1. Have an epic dance party to all of those pop songs that you usually hate. Channel your inner Beyonce and convince yourself that you look just like the backup dancers in the “Single Ladies” video.
2. Flirt with that guy at the bar who you think looks just like Ryan Gosling, but is really more of a Chad Kroeger. Beer goggles are real, people!
3. Make up with your best frenemy – promptly go back to hating her the next day.
4. Spill red wine all over your new boots that you paid $300.00 for, think nothing of it.
5. Buy useless things online like THIS.
6. Cry over the wine that you spilt on your $300.00 boots.
7. Book a flight to NYC so that you are locked in before your sober voice of reason can stop you.
8. Shots, shots, and more shots.
9. Instagram photos that you will ultimately delete when you wake up the next morning. Social media does not need to know how drunk and disorderly you were again. That’s between you, the universe, and Chad Kroeger.
10. Take another $100.00 out at the ATM to buy rounds for your friends.
11. Start fighting with an equally intoxicated person who bumped into you on the dance floor.

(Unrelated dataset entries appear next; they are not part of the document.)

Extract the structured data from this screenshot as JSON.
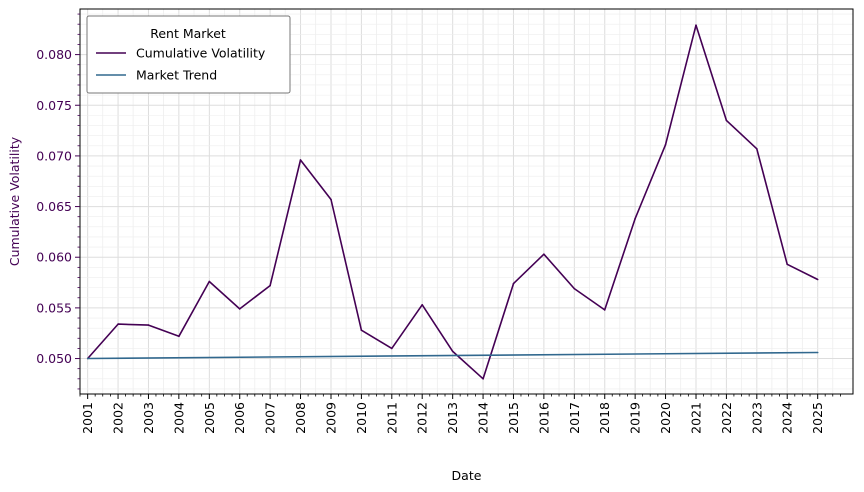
{
  "chart_data": {
    "type": "line",
    "xlabel": "Date",
    "ylabel": "Cumulative Volatility",
    "x_tick_labels": [
      "2001",
      "2002",
      "2003",
      "2004",
      "2005",
      "2006",
      "2007",
      "2008",
      "2009",
      "2010",
      "2011",
      "2012",
      "2013",
      "2014",
      "2015",
      "2016",
      "2017",
      "2018",
      "2019",
      "2020",
      "2021",
      "2022",
      "2023",
      "2024",
      "2025"
    ],
    "y_ticks": [
      0.05,
      0.055,
      0.06,
      0.065,
      0.07,
      0.075,
      0.08
    ],
    "y_tick_labels": [
      "0.050",
      "0.055",
      "0.060",
      "0.065",
      "0.070",
      "0.075",
      "0.080"
    ],
    "x_range": [
      "2000-10-01",
      "2026-03-01"
    ],
    "ylim": [
      0.0465,
      0.0845
    ],
    "grid": true,
    "legend": {
      "title": "Rent Market",
      "placement": "top-left"
    },
    "series": [
      {
        "name": "Cumulative Volatility",
        "color": "#440154",
        "points": [
          {
            "date": "2001-01-01",
            "value": 0.05
          },
          {
            "date": "2002-01-01",
            "value": 0.0534
          },
          {
            "date": "2003-01-01",
            "value": 0.0533
          },
          {
            "date": "2004-01-01",
            "value": 0.0522
          },
          {
            "date": "2005-01-01",
            "value": 0.0576
          },
          {
            "date": "2006-01-01",
            "value": 0.0549
          },
          {
            "date": "2007-01-01",
            "value": 0.0572
          },
          {
            "date": "2008-01-01",
            "value": 0.0696
          },
          {
            "date": "2009-01-01",
            "value": 0.0657
          },
          {
            "date": "2010-01-01",
            "value": 0.0528
          },
          {
            "date": "2011-01-01",
            "value": 0.051
          },
          {
            "date": "2012-01-01",
            "value": 0.0553
          },
          {
            "date": "2013-01-01",
            "value": 0.0507
          },
          {
            "date": "2014-01-01",
            "value": 0.048
          },
          {
            "date": "2015-01-01",
            "value": 0.0574
          },
          {
            "date": "2016-01-01",
            "value": 0.0603
          },
          {
            "date": "2017-01-01",
            "value": 0.0569
          },
          {
            "date": "2018-01-01",
            "value": 0.0548
          },
          {
            "date": "2019-01-01",
            "value": 0.0638
          },
          {
            "date": "2020-01-01",
            "value": 0.0711
          },
          {
            "date": "2021-01-01",
            "value": 0.0829
          },
          {
            "date": "2022-01-01",
            "value": 0.0735
          },
          {
            "date": "2023-01-01",
            "value": 0.0707
          },
          {
            "date": "2024-01-01",
            "value": 0.0593
          },
          {
            "date": "2025-01-01",
            "value": 0.0578
          }
        ]
      },
      {
        "name": "Market Trend",
        "color": "#31688e",
        "points": [
          {
            "date": "2001-01-01",
            "value": 0.05
          },
          {
            "date": "2025-01-01",
            "value": 0.0506
          }
        ]
      }
    ],
    "colors": {
      "ylabel": "#440154",
      "ytick": "#440154",
      "grid": "#dddddd",
      "minor_grid": "#eeeeee"
    }
  }
}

12. Later become best friends with the drunk person who bumped into you on the dance floor. The universe wanted you to meet! It was fate.

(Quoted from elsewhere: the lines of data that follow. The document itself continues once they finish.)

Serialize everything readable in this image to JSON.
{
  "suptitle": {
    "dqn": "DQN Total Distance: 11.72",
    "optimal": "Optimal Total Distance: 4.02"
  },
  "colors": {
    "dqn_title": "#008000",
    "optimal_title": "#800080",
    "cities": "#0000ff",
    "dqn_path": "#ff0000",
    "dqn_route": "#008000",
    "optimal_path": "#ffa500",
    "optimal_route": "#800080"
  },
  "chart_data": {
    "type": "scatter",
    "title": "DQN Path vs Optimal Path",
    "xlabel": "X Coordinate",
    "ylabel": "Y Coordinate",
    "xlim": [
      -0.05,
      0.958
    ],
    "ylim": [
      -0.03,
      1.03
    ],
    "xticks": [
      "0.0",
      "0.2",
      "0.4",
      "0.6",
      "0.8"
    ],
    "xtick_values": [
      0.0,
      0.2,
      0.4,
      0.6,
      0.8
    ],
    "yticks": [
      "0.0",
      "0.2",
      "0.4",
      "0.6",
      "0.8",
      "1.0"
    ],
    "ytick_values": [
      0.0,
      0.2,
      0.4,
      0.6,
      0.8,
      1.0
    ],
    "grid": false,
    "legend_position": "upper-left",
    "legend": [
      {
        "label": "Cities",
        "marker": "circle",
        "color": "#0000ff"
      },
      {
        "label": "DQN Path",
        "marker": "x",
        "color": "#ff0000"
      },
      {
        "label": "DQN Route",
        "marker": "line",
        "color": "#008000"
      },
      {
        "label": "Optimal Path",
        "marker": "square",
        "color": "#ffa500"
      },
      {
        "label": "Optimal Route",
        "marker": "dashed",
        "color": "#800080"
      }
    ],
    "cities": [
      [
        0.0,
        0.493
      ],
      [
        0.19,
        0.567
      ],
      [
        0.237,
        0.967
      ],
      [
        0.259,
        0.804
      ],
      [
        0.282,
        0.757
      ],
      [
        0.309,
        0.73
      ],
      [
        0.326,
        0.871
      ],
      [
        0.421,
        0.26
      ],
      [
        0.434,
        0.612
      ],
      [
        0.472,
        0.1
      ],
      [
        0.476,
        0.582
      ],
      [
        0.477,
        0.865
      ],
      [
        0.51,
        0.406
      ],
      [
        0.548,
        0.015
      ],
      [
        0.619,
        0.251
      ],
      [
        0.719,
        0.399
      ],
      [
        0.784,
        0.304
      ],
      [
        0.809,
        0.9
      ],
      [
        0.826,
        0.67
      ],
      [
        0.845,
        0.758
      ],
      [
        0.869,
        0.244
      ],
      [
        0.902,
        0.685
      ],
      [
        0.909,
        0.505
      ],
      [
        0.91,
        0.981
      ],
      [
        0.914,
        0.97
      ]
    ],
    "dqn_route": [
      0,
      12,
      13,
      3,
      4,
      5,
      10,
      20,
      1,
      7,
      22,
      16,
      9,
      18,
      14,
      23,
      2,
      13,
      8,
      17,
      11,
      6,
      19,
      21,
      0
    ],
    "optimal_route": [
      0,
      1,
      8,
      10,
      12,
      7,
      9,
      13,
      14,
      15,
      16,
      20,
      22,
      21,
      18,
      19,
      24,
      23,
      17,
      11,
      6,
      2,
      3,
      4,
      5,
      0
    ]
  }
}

13. Pee in an alleyway because You “JUST CAN’T HOLD IT!!!” (Note – pee on the $300.00 boots.)
14. Invite all of your friends over for a boozy brunch the following morning. Wake up horribly hungover and pray that nobody shows up.
15. Get into a massive fight with your partner because you are suddenly convinced that they are still in love with their ex from 10 years ago.
16. Devour some late night poutine, and then pick up a pizza before heading home. Eat the entire pizza in bed. Wake up with sauce all over your face and in your hair.
17. Drunk text your ex, the person you just started dating, and everyone in between.
18. Yell at the cab driver for taking the wrong route home only to realize that he was actually going the right way. Fall asleep in the cab. Wake up with a hefty bill to pay.
19. Peruse Facebook, leave ridiculous comments on random people’s statuses.
20. Fall asleep with your clothes, shoes, and makeup on with the front door open. Where’s the cat? Where’s Chad Kroeger?